Half the water consumed in the U.S. goes to irrigate land growing feed and fodder for livestock. Huge amounts of water are also used to wash away their excrement. U.S. livestock produce 20 times as much excrement as does the entire human population, creating sewage which is 10 to several hundred times as concentrated as raw domestic sewage. Animal wastes cause 10 times as much water pollution than does the U.S. human population; the meat industry causes 3 times as much harmful organic water pollution than the rest of the nation's industries combined.
Meat producers, the number one industrial polluters in our nation, contribute to half the water pollution in the United States. The water that goes into a 1,000 lb. steer could float a destroyer. It takes 25 gallons of water to produce a pound of wheat, but 2,500 gallons to produce a pound of meat. If these costs weren't subsidized by the American taxpayers, hamburger meat would be $35 per pound!
The burden of subsidizing the California meat industry costs taxpayers $24 billion annually. Livestock producers are California's biggest consumers of water. Every tax dollar the state doles out to livestock producers costs taxpayers over 7 dollars in lost wages, higher living costs and reduced business income. 17 western states have enough water supplies to support economies and populations twice as large as the present.
Overgrazing of cattle leads to topsoil erosion, turning once-arable land into desert. We lose 4 million acres of topsoil each year and 85 percent of this loss is directly caused by raising livestock. To replace the soil we've lost, we're destroying our forests. Since 1967, the rate of deforestation in the U. S. has been 1 acre every 5 seconds. For each acre cleared in urbanization, 7 are cleared for grazing or growing livestock feed.
One-third of all raw materials in the U. S. are consumed by the livestock industry and it takes 3 times as much fossil fuel energy to produce meat than it does to produce plant foods. A report on the energy crisis in Scientific American warned: "The trends in meat consumption and energy consumption are on a collision course."
Nor can fish provide any help here. There are signs that the fishing industry (which is quite energy-intensive) has already overfished the oceans in several areas. And fish could never play a major role in the worlds diet anyway: the entire global fish catch of the world, if divided among all the world's inhabitants would amount to only a few ounces of fish per person per week.

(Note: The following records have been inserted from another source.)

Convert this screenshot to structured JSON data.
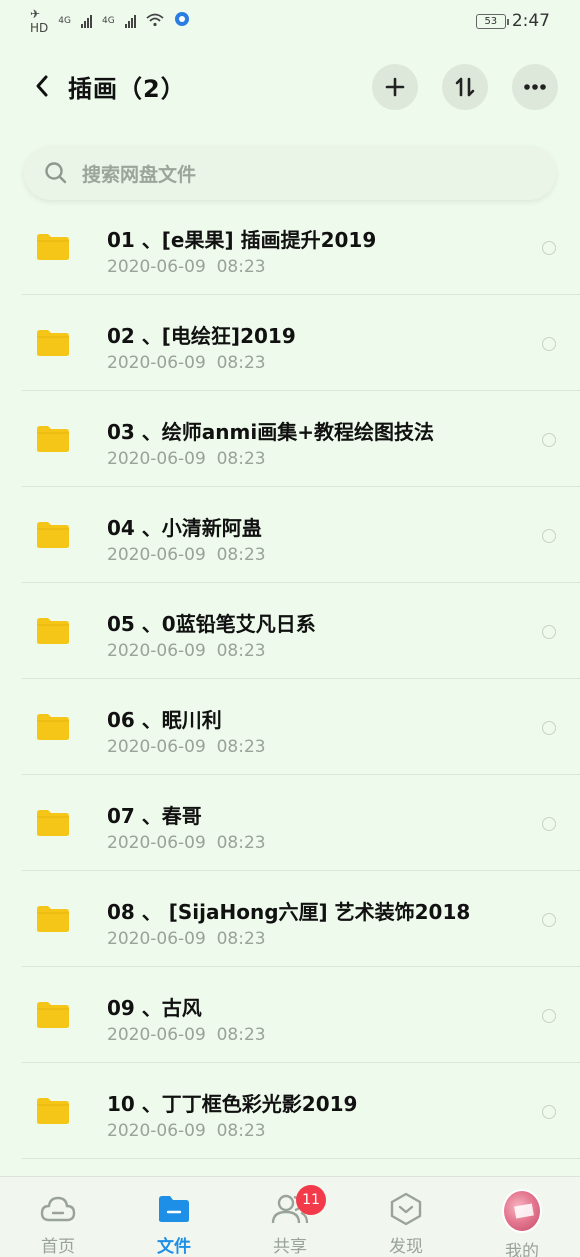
{
  "status_bar": {
    "hd_label": "HD",
    "net1": "4G",
    "net2": "4G",
    "battery": "53",
    "time": "2:47"
  },
  "header": {
    "title": "插画（2）"
  },
  "search": {
    "placeholder": "搜索网盘文件"
  },
  "files": [
    {
      "name": "01 、[e果果] 插画提升2019",
      "date": "2020-06-09  08:23"
    },
    {
      "name": "02 、[电绘狂]2019",
      "date": "2020-06-09  08:23"
    },
    {
      "name": "03 、绘师anmi画集+教程绘图技法",
      "date": "2020-06-09  08:23"
    },
    {
      "name": "04 、小清新阿蛊",
      "date": "2020-06-09  08:23"
    },
    {
      "name": "05 、0蓝铅笔艾凡日系",
      "date": "2020-06-09  08:23"
    },
    {
      "name": "06 、眠川利",
      "date": "2020-06-09  08:23"
    },
    {
      "name": "07 、春哥",
      "date": "2020-06-09  08:23"
    },
    {
      "name": "08 、 [SijaHong六厘] 艺术装饰2018",
      "date": "2020-06-09  08:23"
    },
    {
      "name": "09 、古风",
      "date": "2020-06-09  08:23"
    },
    {
      "name": "10 、丁丁框色彩光影2019",
      "date": "2020-06-09  08:23"
    }
  ],
  "bottom_nav": {
    "home": "首页",
    "files": "文件",
    "share": "共享",
    "share_badge": "11",
    "discover": "发现",
    "me": "我的"
  },
  "colors": {
    "background": "#eefaec",
    "folder": "#f5c518",
    "active": "#1e8fe6",
    "badge": "#f33a4a"
  }
}
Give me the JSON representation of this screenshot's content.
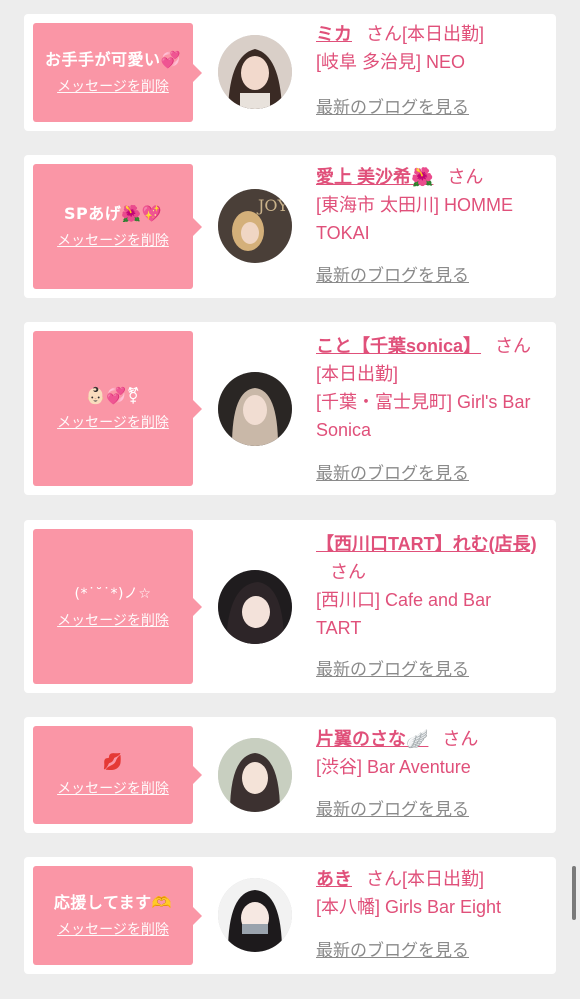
{
  "cards": [
    {
      "message": "お手手が可愛い💞",
      "delete_label": "メッセージを削除",
      "name": "ミカ",
      "suffix": "さん",
      "working": "[本日出勤]",
      "lines": [
        "[岐阜 多治見] NEO"
      ],
      "blog_label": "最新のブログを見る"
    },
    {
      "message": "SPあげ🌺💖",
      "delete_label": "メッセージを削除",
      "name": "愛上 美沙希🌺",
      "suffix": "さん",
      "working": "",
      "lines": [
        "[東海市 太田川] HOMME",
        "TOKAI"
      ],
      "blog_label": "最新のブログを見る"
    },
    {
      "message": "👶🏻💞⚧",
      "delete_label": "メッセージを削除",
      "name": "こと【千葉sonica】",
      "suffix": "さん",
      "working": "",
      "lines": [
        "[本日出勤]",
        "[千葉・富士見町] Girl's Bar",
        "Sonica"
      ],
      "blog_label": "最新のブログを見る"
    },
    {
      "message": "(*˙˘˙*)ノ☆",
      "delete_label": "メッセージを削除",
      "name": "【西川口TART】れむ(店長)",
      "suffix": "さん",
      "working": "",
      "lines": [
        "[西川口] Cafe and Bar",
        "TART"
      ],
      "blog_label": "最新のブログを見る"
    },
    {
      "message": "💋",
      "delete_label": "メッセージを削除",
      "name": "片翼のさな🪽",
      "suffix": "さん",
      "working": "",
      "lines": [
        "[渋谷] Bar Aventure"
      ],
      "blog_label": "最新のブログを見る"
    },
    {
      "message": "応援してます🫶",
      "delete_label": "メッセージを削除",
      "name": "あき",
      "suffix": "さん",
      "working": "[本日出勤]",
      "lines": [
        "[本八幡] Girls Bar Eight"
      ],
      "blog_label": "最新のブログを見る"
    }
  ]
}
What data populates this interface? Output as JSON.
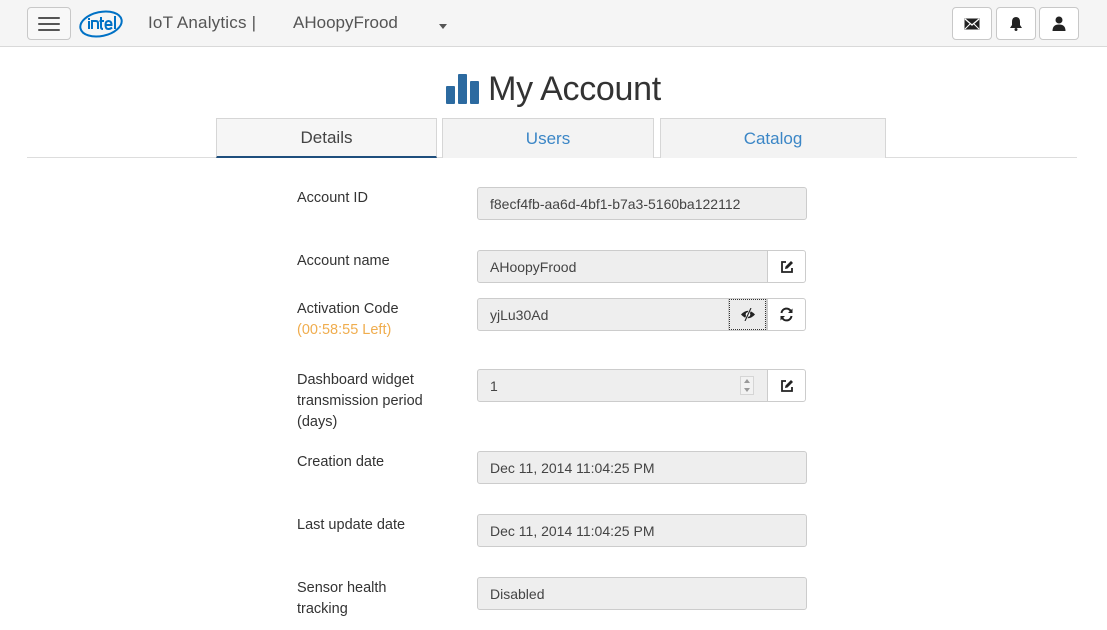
{
  "header": {
    "app_title": "IoT Analytics |",
    "account_selector": "AHoopyFrood"
  },
  "page": {
    "title": "My Account"
  },
  "tabs": [
    {
      "label": "Details",
      "active": true
    },
    {
      "label": "Users",
      "active": false
    },
    {
      "label": "Catalog",
      "active": false
    }
  ],
  "form": {
    "account_id": {
      "label": "Account ID",
      "value": "f8ecf4fb-aa6d-4bf1-b7a3-5160ba122112"
    },
    "account_name": {
      "label": "Account name",
      "value": "AHoopyFrood"
    },
    "activation_code": {
      "label": "Activation Code",
      "sublabel": "(00:58:55 Left)",
      "value": "yjLu30Ad"
    },
    "widget_period": {
      "label_lines": [
        "Dashboard widget",
        "transmission period",
        "(days)"
      ],
      "value": "1"
    },
    "creation_date": {
      "label": "Creation date",
      "value": "Dec 11, 2014 11:04:25 PM"
    },
    "last_update_date": {
      "label": "Last update date",
      "value": "Dec 11, 2014 11:04:25 PM"
    },
    "sensor_health": {
      "label_lines": [
        "Sensor health",
        "tracking"
      ],
      "value": "Disabled"
    }
  },
  "colors": {
    "accent": "#3b86c6",
    "logo_blue": "#0071c5",
    "warning": "#f0ad4e",
    "tab_active_border": "#1f4f7d"
  },
  "icons": {
    "menu": "hamburger-icon",
    "logo": "intel-logo",
    "mail": "envelope-icon",
    "notifications": "bell-icon",
    "user": "user-icon",
    "title": "bar-chart-icon",
    "edit": "edit-icon",
    "visibility": "eye-slash-icon",
    "refresh": "refresh-icon"
  }
}
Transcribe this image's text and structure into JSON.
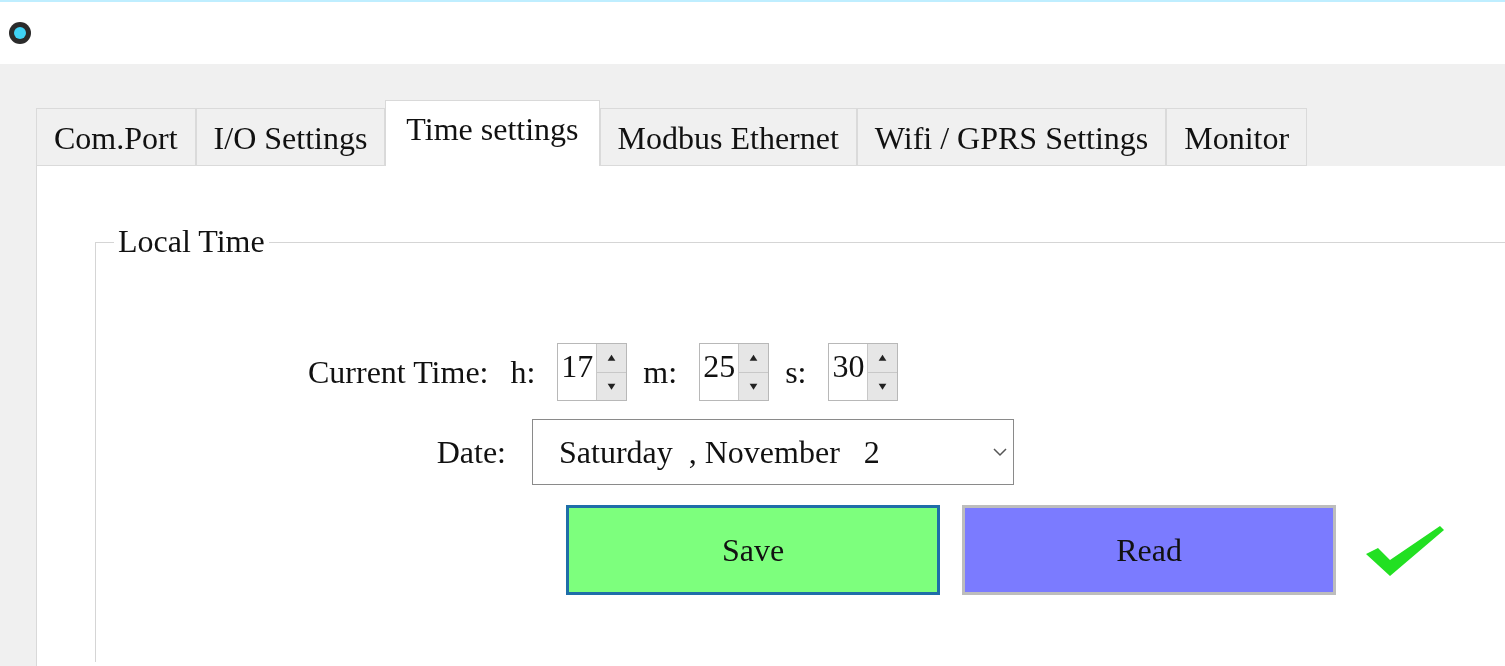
{
  "tabs": [
    {
      "label": "Com.Port",
      "selected": false
    },
    {
      "label": "I/O Settings",
      "selected": false
    },
    {
      "label": "Time settings",
      "selected": true
    },
    {
      "label": "Modbus Ethernet",
      "selected": false
    },
    {
      "label": "Wifi / GPRS Settings",
      "selected": false
    },
    {
      "label": "Monitor",
      "selected": false
    }
  ],
  "group": {
    "title": "Local Time",
    "current_time_label": "Current Time:",
    "spinners": [
      {
        "label": "h:",
        "value": "17"
      },
      {
        "label": "m:",
        "value": "25"
      },
      {
        "label": "s:",
        "value": "30"
      }
    ],
    "date_label": "Date:",
    "date": "Saturday  , November   2",
    "buttons": [
      {
        "label": "Save",
        "color": "#7dff7d",
        "focused": true
      },
      {
        "label": "Read",
        "color": "#7b7bff",
        "focused": false
      }
    ]
  }
}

Obviously, then, the idea of providing the entire world with a Western-style diet is absurd. But what about satisfying today's demand for meat--which provides only a fraction of the population with a Western-style diet? If the world population triples in the next 100 years, and meat consumption continues, then meat production would have to triple as well. Instead of 3.7 billion acres of cropland and 7.5 billion acres of grazing land, we would require 11.1 billion acres of cropland and 22.5 billion acres of grazing land.
But this is slightly larger than the total land area of the six inhabited continents! We are desperately short of forests, water and energy already. Even if we resort to extreme methods of population control: abortion, infanticide, genocide, etc...modest increases in the world population would make it impossible to maintain current levels of meat consumption. On a vegetarian diet, however, the world could easily support a population several times its present size. The world's cattle alone consume enough to feed over 8.7 billion humans.